MERAUKE, Redaksipotret.co – Lanud J.A Dimara melakukan tindakan Pemberhentian Tidak Dengan Hormat (PTDH) kepada empat personelnya yang berlangsung di lapangan Mako Lanud, Merauke, Papua Selatan pada Senin (25/8/2025).
Tindakan tersebut dilakukan lantaran yang bersangkutan telah melakukan pelanggaran hukum, di antaranya mangkir bahkan terlibat pembunuhan berencana.
Pemecatan ini sebagai bukti ketegasan dari pimpinan TNI AU sebagai pembelajaran agar tidak terulang dilakukan prajurit di lingkup J.A.Dimara Provinsi Papua Selatan.
Danlanud J.A.Dimara, Kolonel PNB Beny Aprianto, saat memimpin upacara PTDH menegaskan, Lanud J.A.Dimara tidak mentolerir setiap pelanggaran berat yang bertentangan dengan aturan, nilai dan etika keprajuritan.
Langkah ini didasarkan pada prinsip keadilan, integritas dan tanggung jawab moral terhadap satuan kerja serta masyarakat yang mempercayai TNI AU sebagai penjaga kedaulatan udara. Disampaikan, menjadi prajurit TNI bukan hanya sekedar profesi melainkan sebuah kehormatan dan amanah yang diberikan oleh masyarakat.
“Dalam hal ini ada sumpah janji dan nilai-nilai luhur yang melekat dalam diri kita, seperti Sapta Marga, Sumpah Prajurit dan 8 Wajib TNI. Ketiganya harus diamalkan dalam kehidupan sehari-hari,”ungkapnya melansir laman Pasificpos.com, Selasa (26/8/2025).
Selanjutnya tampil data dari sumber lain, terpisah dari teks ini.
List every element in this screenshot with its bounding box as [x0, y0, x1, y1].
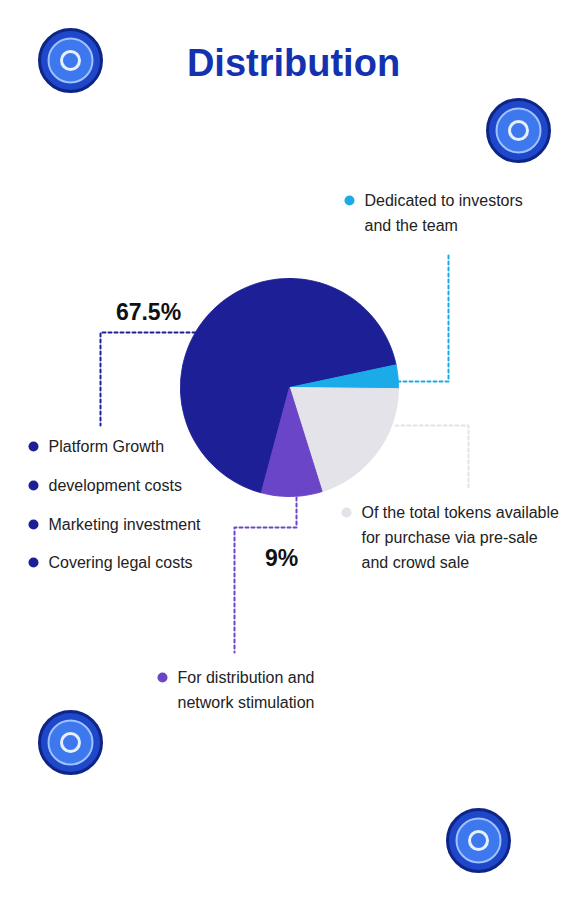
- svg-text:Of the total tokens availablef: Of the total tokens availablefor purchas…: [362, 504, 560, 571]
- svg-text:For distribution andnetwork st: For distribution andnetwork stimulation: [178, 669, 315, 711]
- svg-text:Marketing investment: Marketing investment: [49, 516, 202, 533]
- svg-text:development costs: development costs: [49, 477, 182, 494]
- svg-text:Distribution: Distribution: [187, 42, 400, 84]
- svg-text:67.5%: 67.5%: [116, 299, 181, 325]
- svg-text:Platform Growth: Platform Growth: [49, 438, 165, 455]
- svg-text:Dedicated to investorsand the: Dedicated to investorsand the team: [365, 192, 523, 234]
- svg-text:9%: 9%: [265, 545, 298, 571]
- svg-text:Covering legal costs: Covering legal costs: [49, 554, 193, 571]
Danlanud menjelaskan bahwa dua personel terbukti mangkir lebih dari 30 hari dan dua lainnya karena kriminalitas dengan melakukan pembunuhan berencana.
Untuk kasus mangkir atau desersi, hingga saat ini personel yang terlibat belum ditemukan sedangkan personil yang terlibat kriminalitas sudah menjalani hukuman.
Danlanud mengungkapkan, pihaknya melakukan berbagai upaya agar kasus serupa tidak terulang, seperti pembinaan mental dan ideologi serta menciptakan situasi kerja yang kondusif.